Evolução do saldo de empregos do varejo de material de construção na RMSP – Meses de agosto

Fonte: Novo Caged

Os destaques ficaram para o segmento de material de construção em geral, com 228 novas vagas, além do ramo de tintas e material para pintura, com 72 empregos criados. 

No acumulado dos oito primeiros meses do ano, a geração alcançou 1.097 vagas na Grande São Paulo, retração de 53,3% em comparação ao saldo positivo do mesmo período do ano passado (+2.351 vagas). Vale ressaltar o desempenho dos estabelecimentos que comercializam materiais elétricos (+300 vagas) e, novamente, tintas e material para pintura (+210 vagas) em 2025.

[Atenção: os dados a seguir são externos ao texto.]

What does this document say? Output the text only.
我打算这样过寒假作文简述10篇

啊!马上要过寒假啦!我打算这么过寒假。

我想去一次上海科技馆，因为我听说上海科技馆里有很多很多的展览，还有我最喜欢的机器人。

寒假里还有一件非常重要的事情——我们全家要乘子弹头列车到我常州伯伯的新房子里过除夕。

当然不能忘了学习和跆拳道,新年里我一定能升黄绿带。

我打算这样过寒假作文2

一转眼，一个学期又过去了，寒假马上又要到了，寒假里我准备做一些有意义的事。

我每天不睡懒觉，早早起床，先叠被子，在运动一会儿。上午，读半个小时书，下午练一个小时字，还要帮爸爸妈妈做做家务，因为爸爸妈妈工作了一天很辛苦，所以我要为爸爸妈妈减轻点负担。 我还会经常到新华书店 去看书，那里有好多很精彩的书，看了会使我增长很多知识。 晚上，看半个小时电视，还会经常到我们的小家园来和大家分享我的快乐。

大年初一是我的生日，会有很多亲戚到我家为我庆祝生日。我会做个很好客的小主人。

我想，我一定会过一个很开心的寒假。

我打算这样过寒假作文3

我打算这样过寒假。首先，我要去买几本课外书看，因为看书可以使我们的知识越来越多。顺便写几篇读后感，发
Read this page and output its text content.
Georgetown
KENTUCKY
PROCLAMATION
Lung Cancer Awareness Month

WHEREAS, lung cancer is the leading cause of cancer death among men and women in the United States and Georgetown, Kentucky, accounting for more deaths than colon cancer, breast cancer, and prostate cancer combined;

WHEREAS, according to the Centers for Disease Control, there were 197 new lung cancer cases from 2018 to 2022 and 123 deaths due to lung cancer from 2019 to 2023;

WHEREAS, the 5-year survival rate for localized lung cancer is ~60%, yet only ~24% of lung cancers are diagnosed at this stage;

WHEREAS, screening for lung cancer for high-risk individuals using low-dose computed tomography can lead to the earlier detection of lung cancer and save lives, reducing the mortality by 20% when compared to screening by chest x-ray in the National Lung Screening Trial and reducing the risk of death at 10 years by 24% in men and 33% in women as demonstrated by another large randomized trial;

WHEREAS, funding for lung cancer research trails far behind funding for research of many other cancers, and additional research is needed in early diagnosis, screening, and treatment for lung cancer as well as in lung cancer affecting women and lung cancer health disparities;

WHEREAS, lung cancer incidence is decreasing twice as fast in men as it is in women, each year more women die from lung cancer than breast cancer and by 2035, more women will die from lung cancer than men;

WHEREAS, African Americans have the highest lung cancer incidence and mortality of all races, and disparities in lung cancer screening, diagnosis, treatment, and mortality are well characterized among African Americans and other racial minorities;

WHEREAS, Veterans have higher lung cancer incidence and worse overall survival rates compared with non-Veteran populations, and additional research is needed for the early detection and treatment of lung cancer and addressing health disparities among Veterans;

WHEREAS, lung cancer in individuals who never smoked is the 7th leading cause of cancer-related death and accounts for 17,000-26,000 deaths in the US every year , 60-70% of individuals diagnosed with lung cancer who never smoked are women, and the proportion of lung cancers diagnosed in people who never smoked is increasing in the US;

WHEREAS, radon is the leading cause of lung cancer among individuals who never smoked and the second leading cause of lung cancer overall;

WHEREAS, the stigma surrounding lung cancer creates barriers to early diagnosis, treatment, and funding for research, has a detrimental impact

Jaime comenta que sazonalmente agosto é um bom mês de geração de vagas para o varejo material de construção na RMSP. “Tal cenário foi visto, o que interrompeu retrações consecutivas de meses anteriores”, ressalta. E destaca: “Todavia, não se despreza que tivemos o menor saldo positivo para o mês desde o início da série histórica, o que explicita ainda mais as dificuldades de performance frente a uma conjuntura desafiadora ao consumo das famílias, ainda mais daquele dispêndio dependente de crédito”. 

Em sua opinião, esta realidade, que não dissipará tão cedo, traz dificuldades ao ritmo de vendas do setor varejista de material de construção, impactando não somente o momento atual, mas as perspectivas futuras dele. “E como o mercado de trabalho é uma variável de investimento empresarial, portanto, dependente de performance presente e otimismo futuro, vê-se que ambas estão mais fracas que em períodos anteriores, por isso o ritmo mais arrefecido de expansão de novas vagas”, complementa.